In a Commentary publishing March 14 in the journal Joule, he also highlights the vast quantities of electronic waste produced by the Bitcoin network and calls for alternative strategies to curb the cryptocurrency’s environmental impact.
de Vries, a senior consultant, and blockchain specialist at PwC and founder of Digiconomist found that Bitcoin’s consumption is more than 1,200 times greater than the maximum footprint of a transaction processed by the banking industry.
He also estimates that Bitcoin consumed as much electrical energy as all of Hungary in 2018.
“Proponents of this digital currency have argued that, even if Bitcoin is using a lot of energy, it’s not that harmful because they claim Bitcoin mining facilities use mostly excess renewable energy,” says de Vries. “I decided to deep dive into this claim.”
The problem lies primarily in the Bitcoin mining mechanism, in which “miners” use high-powered technology to search for valid numerical signatures that allow Bitcoin blocks (files recording Bitcoin transactions) to join the growing list of Bitcoin transaction records known as the “blockchain.” In return for their efforts, miners may (but don’t always) receive Bitcoin currency.
Using publicly available information about the computational power of the Bitcoin network and the efficiency and material composition of mining machines, de Vries identified major problems with reliance on renewable energy. Once a Bitcoin machine is activated, it is not shut down until it fails to continue operating profitably. Nevertheless, while this elevated electricity demand remains constant, the hydropower used to fuel it fluctuates. The Sichuan province of China, where miners are primarily located according to Bitcoin proponents, is generating three times more hydroelectricity during the wet summer months than during the dry winter months. Climate change is only expected to exacerbate this volatility, and coal-based energy is typically used to balance out these fluctuations.

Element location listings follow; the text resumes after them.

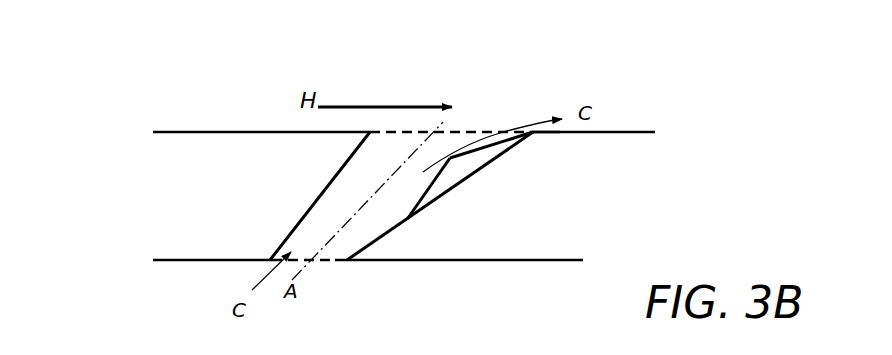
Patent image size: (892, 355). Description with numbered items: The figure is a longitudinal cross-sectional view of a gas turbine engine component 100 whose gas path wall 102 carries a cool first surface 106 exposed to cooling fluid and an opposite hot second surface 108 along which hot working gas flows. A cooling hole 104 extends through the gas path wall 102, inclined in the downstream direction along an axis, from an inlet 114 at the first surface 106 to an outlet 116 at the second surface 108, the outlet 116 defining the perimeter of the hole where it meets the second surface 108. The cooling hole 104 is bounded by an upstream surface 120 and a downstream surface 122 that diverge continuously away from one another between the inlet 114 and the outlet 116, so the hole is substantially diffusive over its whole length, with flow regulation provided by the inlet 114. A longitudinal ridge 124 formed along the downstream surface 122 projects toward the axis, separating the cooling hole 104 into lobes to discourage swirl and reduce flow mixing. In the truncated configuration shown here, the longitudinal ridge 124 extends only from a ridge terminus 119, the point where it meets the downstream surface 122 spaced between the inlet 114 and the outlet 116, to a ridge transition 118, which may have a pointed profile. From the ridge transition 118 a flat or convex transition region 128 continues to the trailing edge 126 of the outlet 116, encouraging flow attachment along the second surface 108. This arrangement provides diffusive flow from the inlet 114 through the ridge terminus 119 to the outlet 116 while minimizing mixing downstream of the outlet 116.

The gas turbine engine component 100 is at (96, 78).
The gas path wall 102 is at (222, 179).
The cooling hole 104 is at (407, 196).
The first surface 106 is at (503, 261).
The second surface 108 is at (245, 131).
The inlet 114 is at (325, 263).
The outlet 116 is at (463, 132).
The ridge transition 118 is at (452, 159).
The ridge terminus 119 is at (408, 218).
The upstream surface 120 is at (325, 184).
The downstream surface 122 is at (387, 233).
The longitudinal ridge 124 is at (428, 192).
The trailing edge 126 is at (540, 135).
The transition region 128 is at (485, 149).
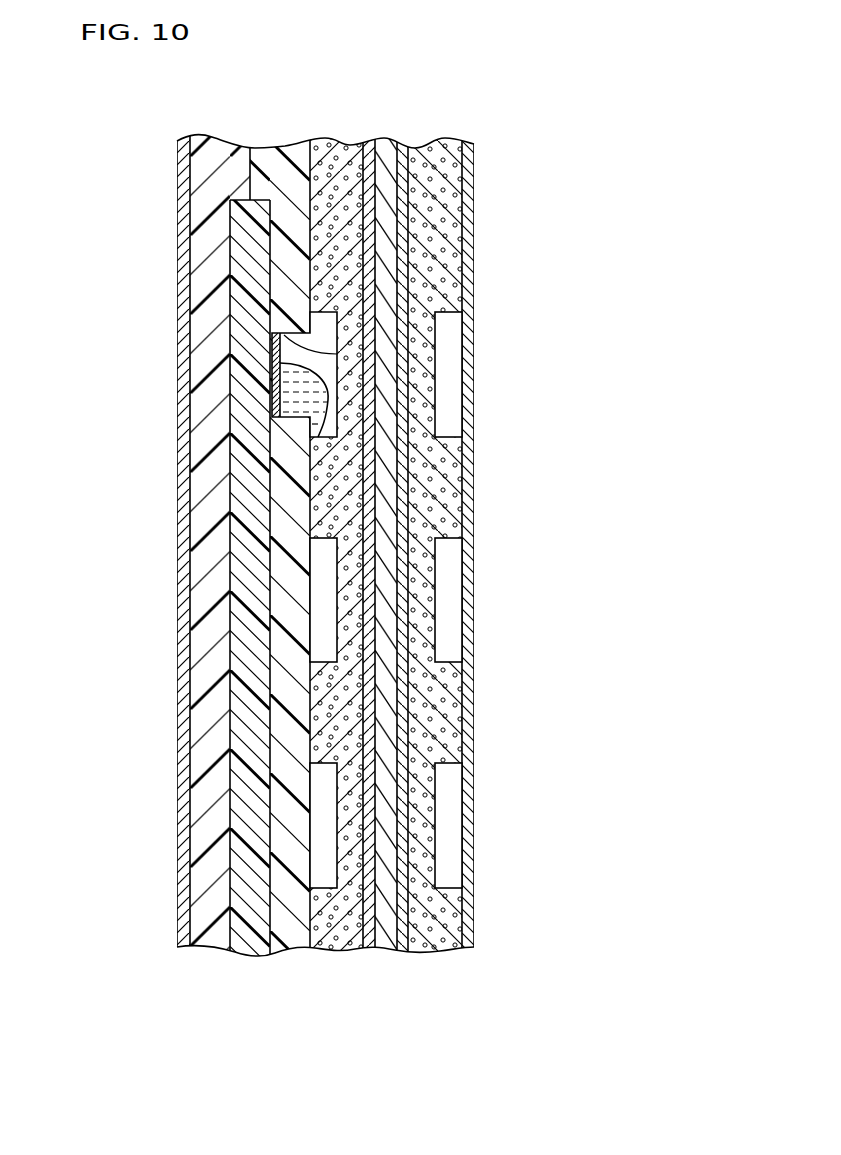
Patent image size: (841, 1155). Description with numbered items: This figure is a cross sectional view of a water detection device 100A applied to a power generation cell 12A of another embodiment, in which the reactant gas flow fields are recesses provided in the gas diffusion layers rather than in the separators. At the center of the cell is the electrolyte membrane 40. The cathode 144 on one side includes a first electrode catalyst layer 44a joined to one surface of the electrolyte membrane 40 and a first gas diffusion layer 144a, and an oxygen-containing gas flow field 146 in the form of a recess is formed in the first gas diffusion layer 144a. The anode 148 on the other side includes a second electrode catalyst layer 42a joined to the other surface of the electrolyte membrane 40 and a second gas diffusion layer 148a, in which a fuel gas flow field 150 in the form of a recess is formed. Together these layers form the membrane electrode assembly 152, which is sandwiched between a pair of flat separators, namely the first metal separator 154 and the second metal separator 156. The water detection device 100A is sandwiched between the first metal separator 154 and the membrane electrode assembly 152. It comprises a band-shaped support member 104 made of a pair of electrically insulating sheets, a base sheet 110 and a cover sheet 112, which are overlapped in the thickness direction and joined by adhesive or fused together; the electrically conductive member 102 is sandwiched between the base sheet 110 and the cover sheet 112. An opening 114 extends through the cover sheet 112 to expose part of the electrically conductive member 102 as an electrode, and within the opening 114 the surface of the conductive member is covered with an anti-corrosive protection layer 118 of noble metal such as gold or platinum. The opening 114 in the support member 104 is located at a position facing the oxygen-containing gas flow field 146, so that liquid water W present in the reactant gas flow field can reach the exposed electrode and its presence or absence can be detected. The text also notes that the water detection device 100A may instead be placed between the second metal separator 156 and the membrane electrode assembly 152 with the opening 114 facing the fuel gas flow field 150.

“Based on these findings, the renewable energy currently going into Bitcoin mining cannot be considered ‘green,’ and this challenge of combining a constant energy requirement with variable renewable production will always exist,” says de Vries. “It might even provide an incentive for the construction of new coal-based power plants in order to meet the higher base demand.”

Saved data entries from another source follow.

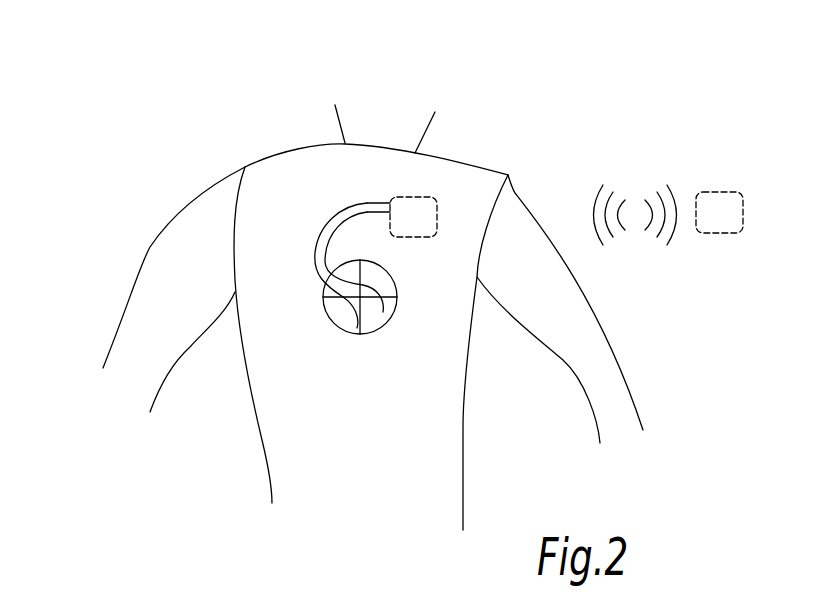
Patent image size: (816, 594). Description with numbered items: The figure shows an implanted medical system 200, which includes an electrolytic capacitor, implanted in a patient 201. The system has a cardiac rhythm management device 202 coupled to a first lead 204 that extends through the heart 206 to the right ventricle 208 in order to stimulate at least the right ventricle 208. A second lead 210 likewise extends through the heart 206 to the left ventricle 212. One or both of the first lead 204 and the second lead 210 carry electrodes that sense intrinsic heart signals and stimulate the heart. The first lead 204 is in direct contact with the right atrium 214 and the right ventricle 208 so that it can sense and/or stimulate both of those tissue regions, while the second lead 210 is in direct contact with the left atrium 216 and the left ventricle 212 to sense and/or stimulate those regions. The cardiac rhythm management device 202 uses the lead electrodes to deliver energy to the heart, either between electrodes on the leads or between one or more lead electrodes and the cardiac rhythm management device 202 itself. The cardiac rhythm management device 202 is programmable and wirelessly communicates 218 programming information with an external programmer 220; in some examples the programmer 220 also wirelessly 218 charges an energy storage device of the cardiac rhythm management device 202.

The implanted medical system 200 is at (117, 97).
The patient 201 is at (219, 187).
The cardiac rhythm management device 202 is at (430, 197).
The first lead 204 is at (316, 236).
The heart 206 is at (385, 278).
The right ventricle 208 is at (335, 322).
The second lead 210 is at (368, 203).
The left ventricle 212 is at (387, 325).
The right atrium 214 is at (323, 291).
The left atrium 216 is at (397, 290).
The wireless communication 218 is at (618, 193).
The programmer 220 is at (719, 192).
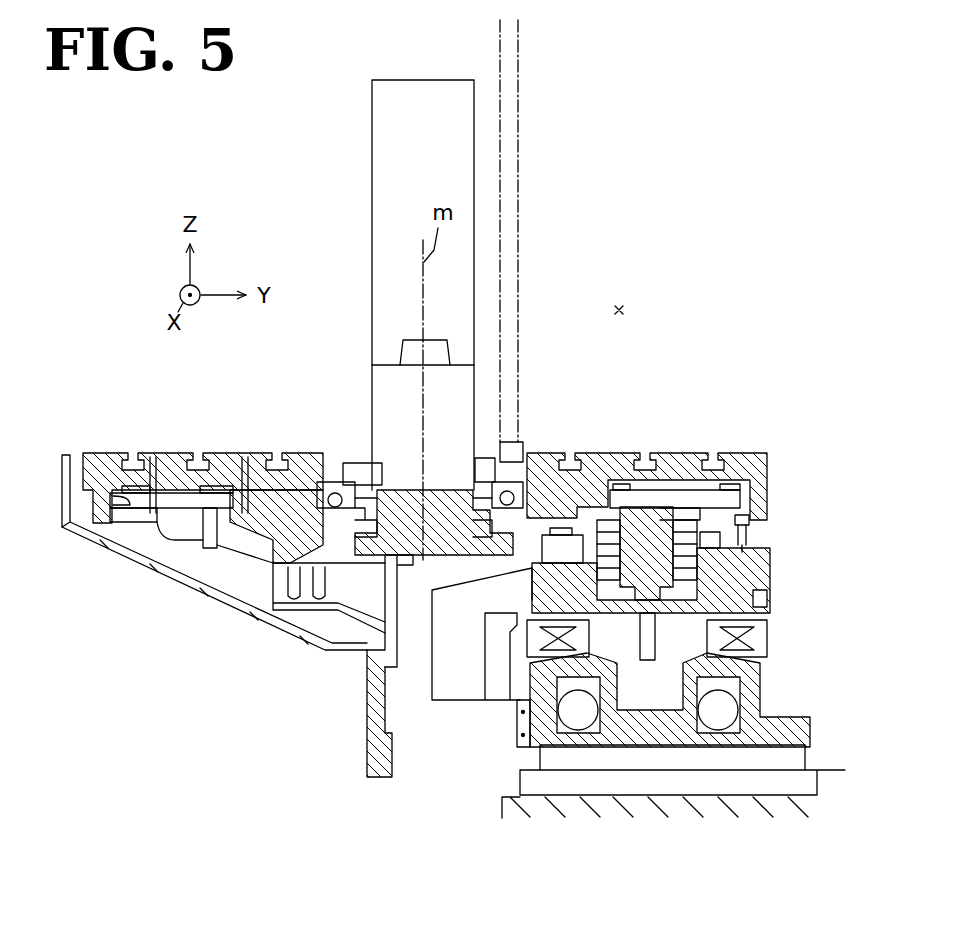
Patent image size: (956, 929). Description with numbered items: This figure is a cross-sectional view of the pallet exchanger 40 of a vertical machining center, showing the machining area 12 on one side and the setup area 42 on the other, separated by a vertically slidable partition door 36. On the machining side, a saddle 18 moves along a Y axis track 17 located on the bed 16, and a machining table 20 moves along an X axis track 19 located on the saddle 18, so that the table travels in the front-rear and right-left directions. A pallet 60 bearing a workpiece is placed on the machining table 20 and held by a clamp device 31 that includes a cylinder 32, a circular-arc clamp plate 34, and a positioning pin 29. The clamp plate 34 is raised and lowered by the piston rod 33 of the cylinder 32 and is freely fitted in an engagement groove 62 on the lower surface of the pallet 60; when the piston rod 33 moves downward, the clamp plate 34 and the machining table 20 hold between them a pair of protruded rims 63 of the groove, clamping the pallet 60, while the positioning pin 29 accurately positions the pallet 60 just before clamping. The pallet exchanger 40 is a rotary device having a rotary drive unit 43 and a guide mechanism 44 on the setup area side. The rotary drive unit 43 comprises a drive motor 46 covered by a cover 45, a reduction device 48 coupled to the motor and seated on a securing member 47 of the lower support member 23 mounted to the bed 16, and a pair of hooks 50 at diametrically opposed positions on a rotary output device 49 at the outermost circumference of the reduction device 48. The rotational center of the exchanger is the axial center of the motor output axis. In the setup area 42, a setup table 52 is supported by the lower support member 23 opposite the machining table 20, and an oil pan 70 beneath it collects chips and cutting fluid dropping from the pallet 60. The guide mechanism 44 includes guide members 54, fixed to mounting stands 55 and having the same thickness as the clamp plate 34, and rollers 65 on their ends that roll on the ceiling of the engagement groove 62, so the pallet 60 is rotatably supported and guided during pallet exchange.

But de Vries also notes that even if Bitcoin mining devices could run on renewable energy alone, they would still be discarded as electronic waste at the end of their lifespans. The most popular machine on the market, an Application-Specific Integrated Circuit (ASIC) miner, cannot be repurposed because it is hardwired solely for mining Bitcoin. This means it is likely to wind up with other cast-off electronics in a landfill or incinerator, causing damage to the environment. Altogether, the study shows that Bitcoin currently generates as much electronic waste as a small nation, such as Luxembourg.
Even though Bitcoin still only constitutes a small portion of all currency transactions, de Vries thinks there is already cause to be concerned. “Its energy consumption and electronic waste generation are certainly not negligible at the moment, and they will likely escalate quickly to even more extreme amounts if Bitcoin manages to become widely used,” he says.

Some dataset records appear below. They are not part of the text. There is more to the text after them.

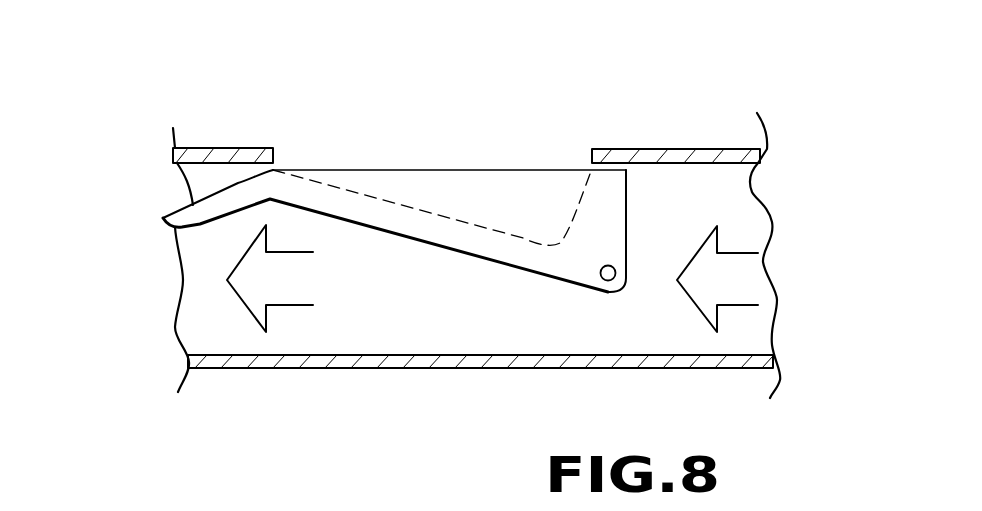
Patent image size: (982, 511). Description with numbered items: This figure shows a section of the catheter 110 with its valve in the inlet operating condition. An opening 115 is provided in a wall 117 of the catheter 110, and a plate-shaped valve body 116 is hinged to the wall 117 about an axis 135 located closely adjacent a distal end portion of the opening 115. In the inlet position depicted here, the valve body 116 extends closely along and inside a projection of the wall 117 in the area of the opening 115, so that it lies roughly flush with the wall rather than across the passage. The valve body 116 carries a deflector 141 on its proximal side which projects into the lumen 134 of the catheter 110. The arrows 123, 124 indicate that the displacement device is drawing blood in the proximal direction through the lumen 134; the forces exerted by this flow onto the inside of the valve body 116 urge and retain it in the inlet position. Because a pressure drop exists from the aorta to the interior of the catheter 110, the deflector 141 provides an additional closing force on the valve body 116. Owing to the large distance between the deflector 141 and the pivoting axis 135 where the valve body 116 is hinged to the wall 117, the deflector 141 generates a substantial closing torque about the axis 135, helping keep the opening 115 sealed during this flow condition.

The catheter 110 is at (383, 403).
The opening 115 is at (503, 160).
The valve body 116 is at (533, 257).
The wall 117 is at (727, 148).
The arrow 123 is at (743, 252).
The arrow 124 is at (242, 303).
The lumen 134 is at (455, 330).
The axis 135 is at (608, 265).
The deflector 141 is at (213, 200).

However, de Vries believes these sustainability concerns can be averted by replacing the mechanism used to mine Bitcoin. An alternative “proof-of-stake” mechanism already used by the cryptocurrencies Dash and NXT (and soon to be used by Ethereum, which is transitioning away from a mining mechanism similar to Bitcoin’s) does not depend on computing power to build the blockchain. This adjustment would cut Bitcoin’s energy consumption by a striking 99.99% and would eliminate the need for specialized, non-repurposable hardware.
“Ultimately, Bitcoin is just software,” says de Vries. “The mining mechanism can be replaced. The challenge is that the entire network needs to agree to this change.”